I don't read too much into that, Sami. I think over the course of the year, we are seeing strong interest in our services, both EAN and GX, and we expect that to continue. The airline industry is encountering, I guess, you'd say turbulence for all sorts of reasons now. It's a difficult economic environment for them. But nonetheless, we see WiFi connectivity being seen as a hygiene factor for airlines moving forward. So people buying new aircraft want them connected and people increasingly realizing that they will struggle to be competitive without connectivity on their existing aircraft. And so gradually, the entire aviation industry is moving to become connected.


Operator [22]


And your last question comes from the line of Mathieu Robilliard from Barclays.


Mathieu Robilliard, Barclays Bank PLC, Research Division - Research Analyst [23]


Just one question for me. Can you share with us any progress you made with regards to GX Flex upcoming fleet? I mean, in terms of the settings, the capability, I don't know how much you can share at this stage, but any updates would be useful.


Rupert Edward Pearce, Inmarsat Plc - Chairman of Executive Management Board, CEO & Executive Director [24]


Okay. Great question. Very timely. The decision on GX Flex is very imminent. We've been, as you know, conducting a lot of work in this area, which turned into a tender process around the turn of the year. We're right at the end of that process. And we expect to go under contract shortly and to make an announcement about that shortly, which means in the next few weeks. We're very encouraged by the engagement from our traditional and new partners in this area, the amount of innovation that has been contributed into the tender. And I think we remain -- we believe we remain on track to deliver what we said we would, which was a material step change in our capabilities and our agility and the speed at which we can move to deliver next-generation broadband services that will complement and augment our existing network and allow us to follow our customers in terms of their expectations of service quality and service coverage and keep us at the forefront of this industry whilst meaningfully moderating our infrastructure CapEx in the years to come, which would be an extraordinary achievement, if you think about it, as we move to a new model for global mobile broadband. I think we're on track to do that.

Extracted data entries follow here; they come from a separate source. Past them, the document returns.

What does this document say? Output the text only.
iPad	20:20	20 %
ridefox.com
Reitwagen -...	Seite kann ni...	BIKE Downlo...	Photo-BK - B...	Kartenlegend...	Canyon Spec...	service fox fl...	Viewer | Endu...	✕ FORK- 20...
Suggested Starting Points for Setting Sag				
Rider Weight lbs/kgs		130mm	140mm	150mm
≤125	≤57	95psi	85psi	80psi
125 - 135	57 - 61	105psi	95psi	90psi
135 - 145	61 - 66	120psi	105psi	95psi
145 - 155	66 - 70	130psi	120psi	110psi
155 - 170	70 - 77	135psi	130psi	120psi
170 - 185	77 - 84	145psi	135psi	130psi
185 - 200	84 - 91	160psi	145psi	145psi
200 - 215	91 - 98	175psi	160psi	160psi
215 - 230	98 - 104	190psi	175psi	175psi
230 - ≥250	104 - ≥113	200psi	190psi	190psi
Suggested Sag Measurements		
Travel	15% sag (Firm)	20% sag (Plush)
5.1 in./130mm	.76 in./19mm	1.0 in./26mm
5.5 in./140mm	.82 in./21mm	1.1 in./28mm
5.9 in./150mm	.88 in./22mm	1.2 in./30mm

When we started talking about meaningfully moderating CapEx and remaining competitive, we had a twinkle in our eye, we had a gleam -- a glimmer of how we would do that and I think we've largely solidified that. So we expect to bring that back to the market in the next few weeks, short number of months. And it's going to be an exciting story about how we remain at the forefront of our industry in global broadband.


Operator [25]


Thank you. And we do not have any further questions. Please continue.


Rupert Edward Pearce, Inmarsat Plc - Chairman of Executive Management Board, CEO & Executive Director [26]


Okay. Well, thank you very much for attending our Q1 results conference call. I think, overall, it's been a good start to the year. This is important in our industry because a good start generally connotes a solid finish. It's much harder to catch up from a slow start, so we're very gratified by that. Q1 has been very much a story of the continuation of a good finish to 2018, continued growth at the top line and the EBITDA line through diverse growth opportunities with I think good progress in Q1 made in the key area of solidifying our Maritime story, laying the foundations for Fleet Xpress to be a leader in the important VSAT sector, while making good steps to take tighter management of FleetBroadband to stay on its migration to that VSAT heartland. Thank you very much.


Operator [27]


That does conclude your conference for today. Thank you for participating. You may now disconnect.